Then just hit F5 or type ‘g’ into the windbg command field to start debugging. After some delays to download symbols execution will stop at your breakpoint. Then you can type ‘kc’ to get a callstack, and then ‘q’ to quit.

You can also investigate this using Visual Studio. Run devenv.exe from the command prompt where you did the first two steps and set up the debugging session appropriately. You can’t set breakpoints on module load but you can look for module load messages in the output window. I couldn’t set a breakpoint on InitGlobalWindow but I was able to set a breakpoint on CreateWindowExW.

Mitigations

Until Microsoft fixes their compiler to not load their web browser it seems impossible to avoid this problem when doing lots of parallel builds. The only solution that I am aware of is to reduce the amount of parallelism. Setting the maximum number of parallel project builds to a smaller number seems to reduce the hangs to a more manageable level.

image

You can do this from the command line (important for build machines) with this command:

reg add “HKCU\Software\Microsoft\VisualStudio\12.0\General” /v MaxConcurrentBuilds /t REG_DWORD /d 8 /f

This sets the maximum number of parallel project builds to 8, for Visual Studio 2013 (version 12.0). Adjust the version number and amount of parallelism to your needs.
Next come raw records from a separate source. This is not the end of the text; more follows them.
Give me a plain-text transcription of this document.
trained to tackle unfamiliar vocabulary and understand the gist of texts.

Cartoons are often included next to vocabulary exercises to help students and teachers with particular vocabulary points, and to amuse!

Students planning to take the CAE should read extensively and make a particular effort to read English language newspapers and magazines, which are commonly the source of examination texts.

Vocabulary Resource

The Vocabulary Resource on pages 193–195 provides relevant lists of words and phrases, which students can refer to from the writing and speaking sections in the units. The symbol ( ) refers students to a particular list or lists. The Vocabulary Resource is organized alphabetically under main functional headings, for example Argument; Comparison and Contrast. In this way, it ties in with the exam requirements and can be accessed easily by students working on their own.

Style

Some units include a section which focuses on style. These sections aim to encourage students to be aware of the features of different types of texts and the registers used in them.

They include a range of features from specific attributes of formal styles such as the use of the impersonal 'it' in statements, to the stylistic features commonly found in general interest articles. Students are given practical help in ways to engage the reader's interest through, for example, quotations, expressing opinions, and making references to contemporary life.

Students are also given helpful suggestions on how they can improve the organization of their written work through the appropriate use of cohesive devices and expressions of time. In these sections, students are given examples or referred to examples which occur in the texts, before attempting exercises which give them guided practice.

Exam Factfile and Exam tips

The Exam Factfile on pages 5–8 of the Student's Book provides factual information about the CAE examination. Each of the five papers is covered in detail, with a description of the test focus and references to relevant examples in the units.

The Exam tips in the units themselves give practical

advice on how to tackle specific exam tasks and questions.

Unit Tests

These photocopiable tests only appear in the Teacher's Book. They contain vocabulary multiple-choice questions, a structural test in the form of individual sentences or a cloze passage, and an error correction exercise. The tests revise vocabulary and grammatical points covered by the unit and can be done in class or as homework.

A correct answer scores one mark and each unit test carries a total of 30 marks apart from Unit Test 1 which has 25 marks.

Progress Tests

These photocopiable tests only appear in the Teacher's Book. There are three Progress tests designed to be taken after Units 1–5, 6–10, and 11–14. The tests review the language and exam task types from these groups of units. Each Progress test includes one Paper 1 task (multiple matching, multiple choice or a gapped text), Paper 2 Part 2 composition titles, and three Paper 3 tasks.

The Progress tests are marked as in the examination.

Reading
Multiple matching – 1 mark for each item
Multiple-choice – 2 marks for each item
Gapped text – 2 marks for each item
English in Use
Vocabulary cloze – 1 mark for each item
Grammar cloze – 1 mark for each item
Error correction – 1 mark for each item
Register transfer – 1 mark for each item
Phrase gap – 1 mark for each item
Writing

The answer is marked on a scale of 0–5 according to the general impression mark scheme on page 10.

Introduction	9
You can also pass a parameter to the compiler’s /MP option to specify the maximum compile parallelism for that set of source files.

I suspect that having fewer CPU cores would also help, since that would automatically reduce the over-subscription ratio – but I want lots of parallelism. Oh well.

If Microsoft had a global compiler scheduler then they could avoid over-subscribing CPUs.

A bug has been filed.

Update

A few people reasonably asked why the mitigation of dropping to two-way parallel project builds is not enough to close the case. One reason is, of course, that opening a web browser from a compiler is still a bad idea. Another reason is that twelve-way parallel project builds is the default for a twelve-thread CPU – default behavior should behave better than that.

The final reason why that mitigation is not ideal is that sometimes more than two-way parallel project builds is needed in order to get ideal build speeds. As I showed in my parallel compilation blog post last week, parallel compilation is off by default, and even when it is on many projects will spend a portion of their time doing serial builds. So, a combination of parallel compilation and parallel project builds is appropriate.

In particular, we use precompiled headers for most of our projects. VC++ builds the precompiled header as the first step in building these projects, and it compiles nothing else until it finishes. So, at the start of every full build the only parallelism I get is from parallel project builds.

It is unfortunate that VC++/msbuild don’t have a global scheduler that avoids running 144 compiles in parallel. A global compiler scheduler is the only way to have full intra- and inter-project parallelism without over committing.

Also, the parallel-project builds setting is a global setting, and if I lower it then some solutions will build more slowly.

Reddit discussion is here.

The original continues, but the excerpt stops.